Sang argues that the genocide taught people to “lay low, mind [their] own business, and let others do the fighting” (80). This engages with an age-old question of what to do in the face of evil. Sang and Ki, for example, quickly decide to help Maly, whose brother will sell her as a child prostitute unless they intervene. However, Sang does not agree with Ki’s plan to form a group of pickers to stand up to the gangs that roam the dump. She is afraid for his safety and wants him to leave well enough alone. Sang cannot see the similarities between what she is willing to do for Maly and what Ki is willing to do for Stung Meanchey’s residents.

Chapter 11 also provides another example of Sopeap’s occasional lapses in judgment. She tells Sang again of the possible dangers of studying literature, of its power to make her question everything, including: “[w]hat is good and what is evil” (93), and how we must respond to it. However, she fails to see that Sang has already been engaging with those questions; literature just gives her more tools to express those thoughts.
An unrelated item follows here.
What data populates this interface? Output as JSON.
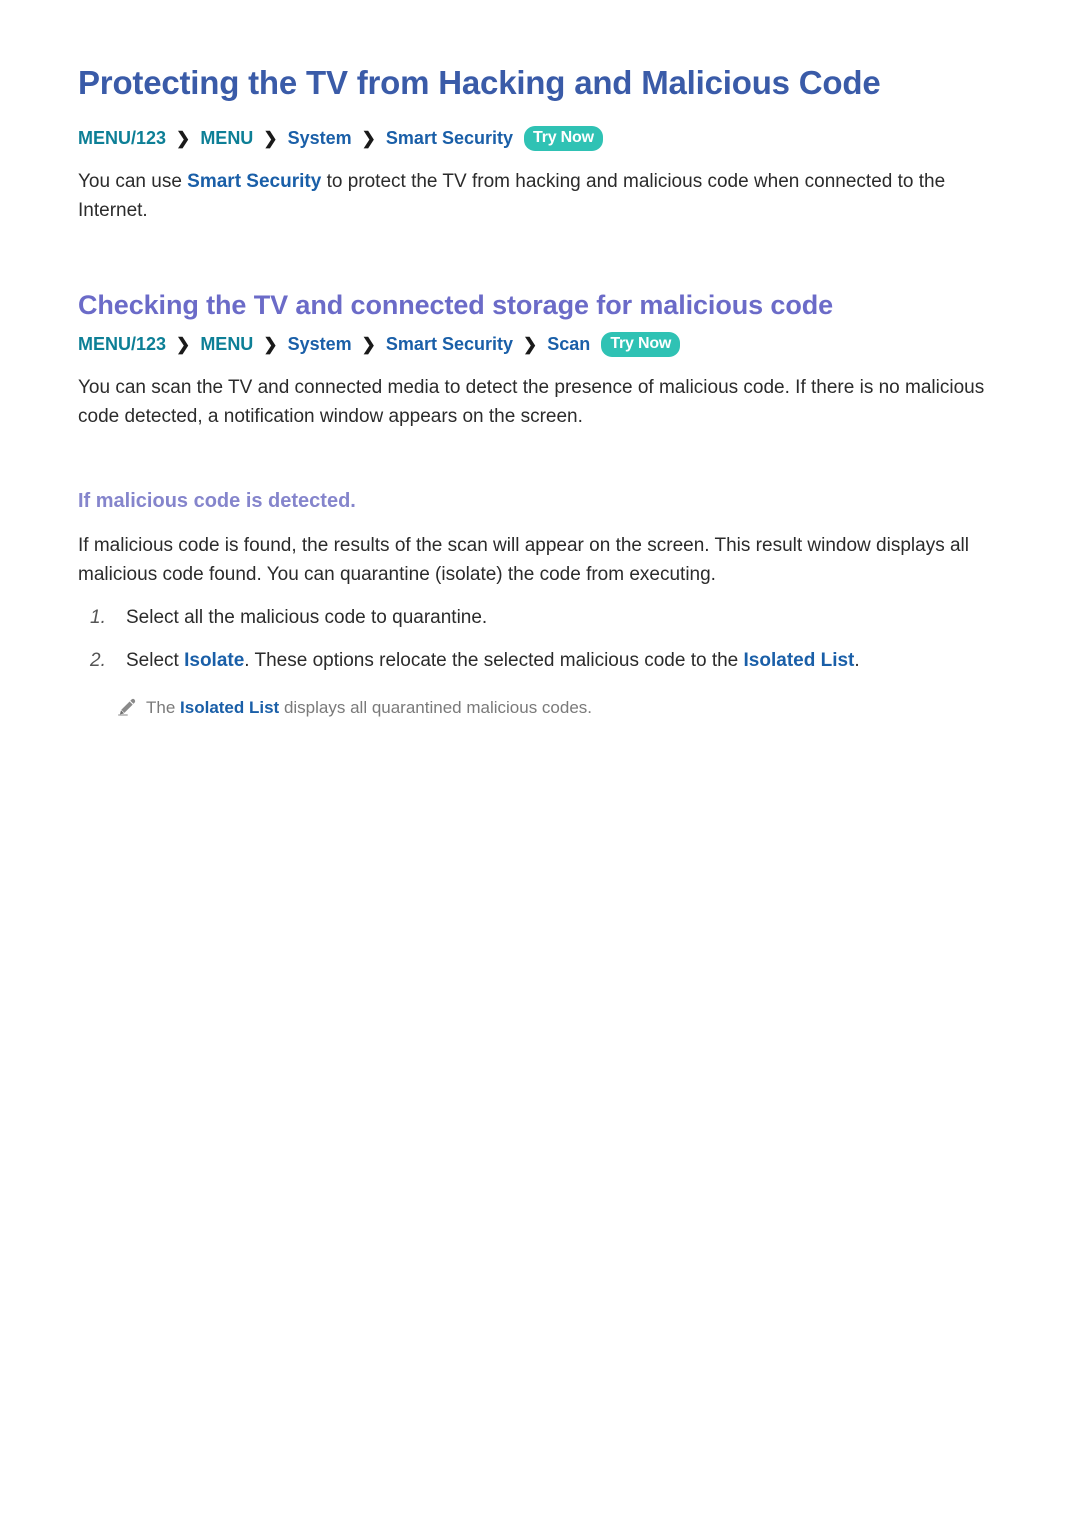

In Chapter 12, Wright continues to explore the past’s influence on the present and future but on a smaller scale, when Sang thinks about her father, who died while Sang was being born. Although she never knew him, his absence has left a hole in her life. As a child, she created a story in which her father gave up his life for her: “[W]hoever was in charge that day had decided to allow a limited number of my relatives on the earth at one time,” so her “father somehow pulled a phlah bdo (a secret switch) and volunteered himself instead” (96). Although Sang dismisses this as just “a child’s silly story” (96), it functions as another example of the power of story. In this instance, it reflects a story’s ability to comfort and heal.